We’ve discussed serverless compute here and there over the years, but I thought it might be nice to start a dedicated topic. Here’s a timeline of some relevant activities I know of:
November 2017: AWS Workshop on Massive parallel data processing using pywren and AWS Lambda, featuring a Landsat8 NDVI processing example notebook! This used the
pywren.default_executor(). (It requires python 2.7 and pywren is been supplanted by lithops). (Thanks to @RichardScottOZ for the discovering this)!
… the future of distributed computation will make use of highly abstracted function execution services like Lambda.
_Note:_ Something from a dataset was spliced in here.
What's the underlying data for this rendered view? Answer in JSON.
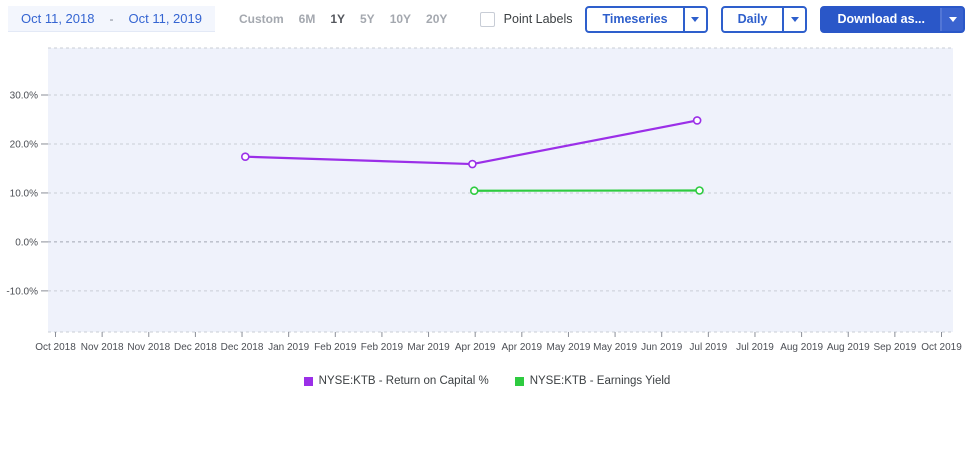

However with the tools we have today there are too many issues to get this working without having major limitations.
May 2020: @tomwhite creates Dask Executor Scheduler, a Dask scheduler that uses
concurrent.futures.Executor to run tasks. He then used this for a zarr rechunking workflow using pywren and GCP (and also using rechunker).
November 2020: The GitHub project pywren-ibm-cloud becomes Lithops
January 2021: Blog post by IBM discussing integration of Lithops with IBM Cloud: Using Serverless to Run Your Python Code on 1000 Cores by Changing Two Lines of Code.
It would be cool to have an updated workshop showing how this stuff can work for Pangeo workflows. Perhaps it would just take updating the old AWS 2017 workshop to use Python 3 and lithops, using the Dask Executor Scheduler?
I look forward to seeing what people have to say who actually understand this stuff.